You write... "Yet often the actions leading to the epithet are less a rejection of the technology than a rejection of underlying values associated with today’s technologically-dependent society"

There's another angle to explore along these lines.

The science community are overwhelmingly people of good intentions, so it's not their moral values which typically are in need of challenge. The problem is instead that the science community (along with most other cultural elites) are stubbornly clinging to a simplistic and outdated "more is better" relationship with knowledge left over from the past.

This "more is better" knowledge philosophy was entirely rational in the long era of knowledge scarcity. Today we no longer live in the old knowledge scarcity era, but in a completely different new era characterized by knowledge exploding in every direction at an accelerating rate.
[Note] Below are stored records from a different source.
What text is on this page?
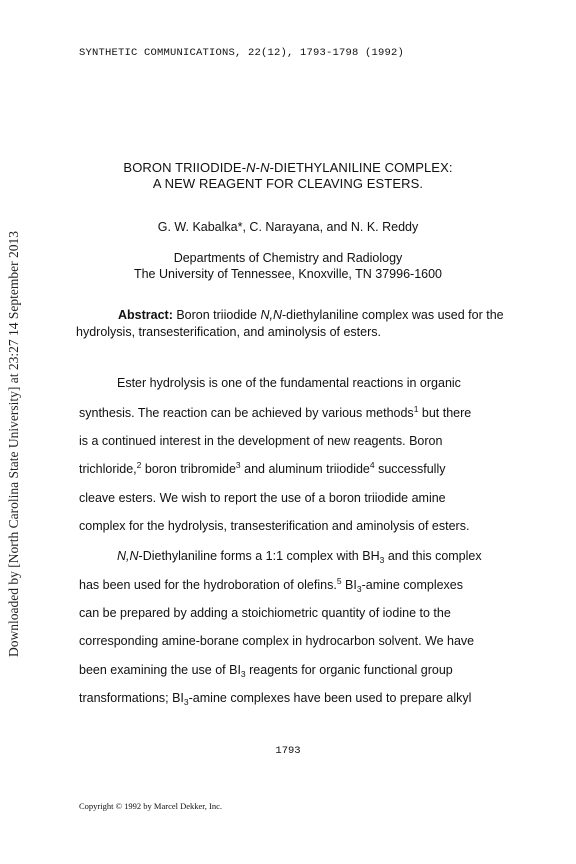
SYNTHETIC COMMUNICATIONS, 22(12), 1793-1798 (1992)
Downloaded by [North Carolina State University] at 23:27 14 September 2013
BORON TRIIODIDE-N-N-DIETHYLANILINE COMPLEX:
A NEW REAGENT FOR CLEAVING ESTERS.
G. W. Kabalka*, C. Narayana, and N. K. Reddy
Departments of Chemistry and Radiology
The University of Tennessee, Knoxville, TN 37996-1600
Abstract: Boron triiodide N,N-diethylaniline complex was used for the hydrolysis, transesterification, and aminolysis of esters.
Ester hydrolysis is one of the fundamental reactions in organic
synthesis. The reaction can be achieved by various methods$^1$ but there
is a continued interest in the development of new reagents. Boron
trichloride,$^2$ boron tribromide$^3$ and aluminum triiodide$^4$ successfully
cleave esters. We wish to report the use of a boron triiodide amine
complex for the hydrolysis, transesterification and aminolysis of esters.
N,N-Diethylaniline forms a 1:1 complex with $BH_3$ and this complex
has been used for the hydroboration of olefins.$^5$ $BI_3$-amine complexes
can be prepared by adding a stoichiometric quantity of iodine to the
corresponding amine-borane complex in hydrocarbon solvent. We have
been examining the use of $BI_3$ reagents for organic functional group
transformations; $BI_3$-amine complexes have been used to prepare alkyl
1793
Copyright © 1992 by Marcel Dekker, Inc.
The old "more is better" relationship with knowledge is not being updated to meet the demands of this new environment. We're failing to adapt to changing conditions. We're clinging to the past. We are, if you will, philosophical Luddites.

The old knowledge scarcity era ended at 8:16am on August 6, 1945 over Hiroshima Japan. That is the moment EIGHTY YEARS AGO when it should have become clear that a "more is better" relationship with knowledge is not sustainable, for the simple reason that human beings do not possess an unlimited ability to successfully manage power.

The change that is needed today can be easily seen in our relationship with food. For endless centuries humanity lived near the edge of starvation, so in that food scarcity environment a "more is better" relationship with food made sense. But in today's developed world at least, far more people die of obesity than starvation. So our relationship with food has had to evolve past the simplistic "more is better" paradigm. Today we have to make more complex decisions about what we consume, which inevitably involves saying no to some consumption.

The very same dynamic exists in our relationship with knowledge.

If we can accept that there is some limit to human ability, that we are not gods, then it should become clear that any process which delivers ever more, ever greater powers, at an ever accelerating rate will sooner or later exceed those limitations.

It's those who either can't or won't accept the reality of human limitations who are the real Luddites.